Roger stood up, and climbed along the rocks towards her.

“I’ve found a pipe,” she shouted. “It must have belonged to one of the pirates. This must be the place where they landed.”

It was an ordinary wooden pipe. She had found it between two stones close to the edge of the water. The finding of it made a great difference to the island. Even Titty had begun to think that perhaps she must have dreamed of the pirates landing here that night in the dark, but now she had in her hand a solid proof that someone had been there besides the cormorants and the kingfisher.

“If they landed here,” said Titty, “the treasure must be close by. They didn’t go far away, because I heard them banging about all the time.”

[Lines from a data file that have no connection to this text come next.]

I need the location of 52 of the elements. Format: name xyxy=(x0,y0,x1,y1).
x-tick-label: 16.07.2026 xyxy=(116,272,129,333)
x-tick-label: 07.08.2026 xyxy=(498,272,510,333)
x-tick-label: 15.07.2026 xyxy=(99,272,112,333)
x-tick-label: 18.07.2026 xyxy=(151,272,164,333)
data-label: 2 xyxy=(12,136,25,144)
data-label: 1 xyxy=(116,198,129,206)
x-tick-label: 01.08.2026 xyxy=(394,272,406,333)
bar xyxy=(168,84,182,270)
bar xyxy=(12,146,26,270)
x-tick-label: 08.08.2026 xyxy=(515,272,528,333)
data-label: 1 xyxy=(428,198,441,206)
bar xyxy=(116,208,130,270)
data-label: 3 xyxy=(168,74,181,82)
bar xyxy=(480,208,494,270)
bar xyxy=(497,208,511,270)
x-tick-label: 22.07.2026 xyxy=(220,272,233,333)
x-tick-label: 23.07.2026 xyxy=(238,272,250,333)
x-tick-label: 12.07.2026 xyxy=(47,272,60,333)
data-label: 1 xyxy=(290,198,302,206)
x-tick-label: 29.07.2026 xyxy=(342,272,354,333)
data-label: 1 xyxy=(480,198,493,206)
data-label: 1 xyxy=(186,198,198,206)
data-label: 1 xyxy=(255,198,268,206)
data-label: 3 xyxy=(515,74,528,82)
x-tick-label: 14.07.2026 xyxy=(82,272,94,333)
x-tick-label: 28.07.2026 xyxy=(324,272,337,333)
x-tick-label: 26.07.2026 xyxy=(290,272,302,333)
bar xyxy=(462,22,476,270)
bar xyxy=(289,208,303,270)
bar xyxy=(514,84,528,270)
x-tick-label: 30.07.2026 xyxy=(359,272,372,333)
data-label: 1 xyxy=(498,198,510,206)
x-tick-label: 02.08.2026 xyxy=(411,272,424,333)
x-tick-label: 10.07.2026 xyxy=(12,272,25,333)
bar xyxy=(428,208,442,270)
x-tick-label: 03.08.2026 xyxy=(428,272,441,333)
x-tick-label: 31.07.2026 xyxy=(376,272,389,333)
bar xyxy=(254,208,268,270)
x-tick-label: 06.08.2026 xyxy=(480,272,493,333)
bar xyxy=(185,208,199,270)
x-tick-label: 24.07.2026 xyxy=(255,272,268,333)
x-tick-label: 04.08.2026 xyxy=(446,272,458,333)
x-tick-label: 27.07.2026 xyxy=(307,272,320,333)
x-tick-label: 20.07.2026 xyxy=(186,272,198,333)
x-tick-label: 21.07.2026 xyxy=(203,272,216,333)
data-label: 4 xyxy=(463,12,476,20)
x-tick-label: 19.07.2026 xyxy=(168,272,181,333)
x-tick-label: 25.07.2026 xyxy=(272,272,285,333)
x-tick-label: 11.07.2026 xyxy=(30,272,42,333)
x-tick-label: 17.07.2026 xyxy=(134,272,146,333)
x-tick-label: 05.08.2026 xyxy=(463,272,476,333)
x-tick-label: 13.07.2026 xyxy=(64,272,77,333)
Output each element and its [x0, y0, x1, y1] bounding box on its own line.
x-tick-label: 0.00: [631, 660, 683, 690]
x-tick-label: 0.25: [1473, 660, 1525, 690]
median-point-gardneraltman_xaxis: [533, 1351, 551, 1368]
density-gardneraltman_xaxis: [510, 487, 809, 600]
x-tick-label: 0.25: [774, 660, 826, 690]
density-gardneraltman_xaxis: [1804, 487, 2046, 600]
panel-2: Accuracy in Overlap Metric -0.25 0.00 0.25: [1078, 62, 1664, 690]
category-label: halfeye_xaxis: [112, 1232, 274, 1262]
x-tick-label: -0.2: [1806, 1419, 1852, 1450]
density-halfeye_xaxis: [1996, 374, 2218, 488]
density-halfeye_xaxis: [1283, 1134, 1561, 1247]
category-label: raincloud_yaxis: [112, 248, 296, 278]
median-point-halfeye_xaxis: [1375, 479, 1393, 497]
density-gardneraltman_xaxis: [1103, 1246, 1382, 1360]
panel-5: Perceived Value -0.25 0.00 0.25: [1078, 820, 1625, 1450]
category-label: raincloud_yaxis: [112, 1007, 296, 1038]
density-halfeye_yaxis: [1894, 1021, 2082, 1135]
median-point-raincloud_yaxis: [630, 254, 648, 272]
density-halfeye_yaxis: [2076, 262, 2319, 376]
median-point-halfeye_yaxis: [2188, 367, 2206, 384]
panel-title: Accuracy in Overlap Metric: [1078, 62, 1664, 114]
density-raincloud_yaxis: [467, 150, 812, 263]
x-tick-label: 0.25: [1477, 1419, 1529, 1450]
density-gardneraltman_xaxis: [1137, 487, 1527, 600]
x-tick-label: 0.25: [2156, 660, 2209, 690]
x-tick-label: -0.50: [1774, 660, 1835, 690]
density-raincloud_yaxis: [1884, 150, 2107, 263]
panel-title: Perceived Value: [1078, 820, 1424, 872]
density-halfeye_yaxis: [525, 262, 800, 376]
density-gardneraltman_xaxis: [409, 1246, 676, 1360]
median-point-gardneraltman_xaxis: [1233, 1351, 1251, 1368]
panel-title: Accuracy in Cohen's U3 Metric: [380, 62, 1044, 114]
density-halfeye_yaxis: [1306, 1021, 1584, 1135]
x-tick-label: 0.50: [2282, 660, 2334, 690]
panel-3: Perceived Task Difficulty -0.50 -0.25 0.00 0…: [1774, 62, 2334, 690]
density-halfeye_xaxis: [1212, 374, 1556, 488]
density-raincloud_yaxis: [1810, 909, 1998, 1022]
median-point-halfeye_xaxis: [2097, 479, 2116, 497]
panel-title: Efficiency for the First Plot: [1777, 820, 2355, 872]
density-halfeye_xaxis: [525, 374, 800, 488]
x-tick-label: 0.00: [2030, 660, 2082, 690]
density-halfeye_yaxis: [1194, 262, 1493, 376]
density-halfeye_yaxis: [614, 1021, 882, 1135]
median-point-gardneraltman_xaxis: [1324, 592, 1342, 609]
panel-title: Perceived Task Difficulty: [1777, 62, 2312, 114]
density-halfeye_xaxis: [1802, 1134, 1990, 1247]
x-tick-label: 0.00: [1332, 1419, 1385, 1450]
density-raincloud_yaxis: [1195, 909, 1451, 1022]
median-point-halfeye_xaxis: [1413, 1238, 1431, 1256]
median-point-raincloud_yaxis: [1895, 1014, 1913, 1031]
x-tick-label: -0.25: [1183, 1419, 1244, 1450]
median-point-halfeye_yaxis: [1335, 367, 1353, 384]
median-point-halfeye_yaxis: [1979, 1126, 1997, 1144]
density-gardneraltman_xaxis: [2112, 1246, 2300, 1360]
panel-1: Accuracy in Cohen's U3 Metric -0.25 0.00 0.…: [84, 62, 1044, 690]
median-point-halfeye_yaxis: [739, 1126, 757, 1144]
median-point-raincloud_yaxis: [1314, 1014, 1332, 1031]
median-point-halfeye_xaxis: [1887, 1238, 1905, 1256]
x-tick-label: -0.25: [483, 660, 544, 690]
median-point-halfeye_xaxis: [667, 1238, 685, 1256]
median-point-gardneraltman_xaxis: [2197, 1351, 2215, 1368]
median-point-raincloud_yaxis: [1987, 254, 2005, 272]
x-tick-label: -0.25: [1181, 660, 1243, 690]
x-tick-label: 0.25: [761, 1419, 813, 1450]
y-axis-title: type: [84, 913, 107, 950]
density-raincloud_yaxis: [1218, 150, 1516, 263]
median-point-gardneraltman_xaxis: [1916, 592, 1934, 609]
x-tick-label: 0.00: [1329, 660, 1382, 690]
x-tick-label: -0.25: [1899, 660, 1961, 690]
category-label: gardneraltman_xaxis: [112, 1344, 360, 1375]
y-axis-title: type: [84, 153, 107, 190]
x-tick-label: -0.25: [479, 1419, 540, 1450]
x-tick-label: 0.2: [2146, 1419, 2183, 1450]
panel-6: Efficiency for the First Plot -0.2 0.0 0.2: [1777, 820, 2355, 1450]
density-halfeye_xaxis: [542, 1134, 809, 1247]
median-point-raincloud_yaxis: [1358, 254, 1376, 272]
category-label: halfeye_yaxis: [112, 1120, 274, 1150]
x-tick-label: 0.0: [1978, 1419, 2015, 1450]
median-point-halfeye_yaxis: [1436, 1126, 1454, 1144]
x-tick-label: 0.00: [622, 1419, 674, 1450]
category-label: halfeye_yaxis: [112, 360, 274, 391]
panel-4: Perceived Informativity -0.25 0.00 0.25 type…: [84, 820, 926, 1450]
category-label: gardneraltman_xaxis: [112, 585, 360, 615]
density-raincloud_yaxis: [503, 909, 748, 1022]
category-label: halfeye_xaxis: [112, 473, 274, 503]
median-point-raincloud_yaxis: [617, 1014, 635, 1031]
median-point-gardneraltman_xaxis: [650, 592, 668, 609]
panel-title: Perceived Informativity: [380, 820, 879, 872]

They looked carefully about them. They were close to the place where the old tree had stood, the tree that was now lying on its side with its rotted dried roots straggling in the air. The ground was covered with big loose stones. Titty went carefully over them, and round the tree. She found nothing. She went round the tree again in a widening circle. Still nothing. She went back to her task of working right round the edge of the island.

Roger stayed where he was, and presently began to amuse himself by gathering small driftwood and dead reeds that were stuck among the rocks, and had been drying there since the last time the lake was high after the rains.

At last Titty began to lose hope again. She came back to the fallen tree and Roger with his growing pile of fuel.

“Do light it, Titty,” said Roger.

The able-seaman looked at it.

“That’s not the way,” she said. “We’ll make a fireplace like the one Susan made on the shore that day we saw the savages and the snake. Then we’ll light a fire in it, and Captain Flint and the others will see the smoke of our fire on the desert island far away. Then they’ll come, and there’ll be a rescue.”

She began building with small stones.

“We need a good big stone to go at the back,” she said.

She pulled at a biggish flat stone close by the roots of the old tree. It moved easily, and as it moved all thought of making fireplaces flew out of Titty’s mind.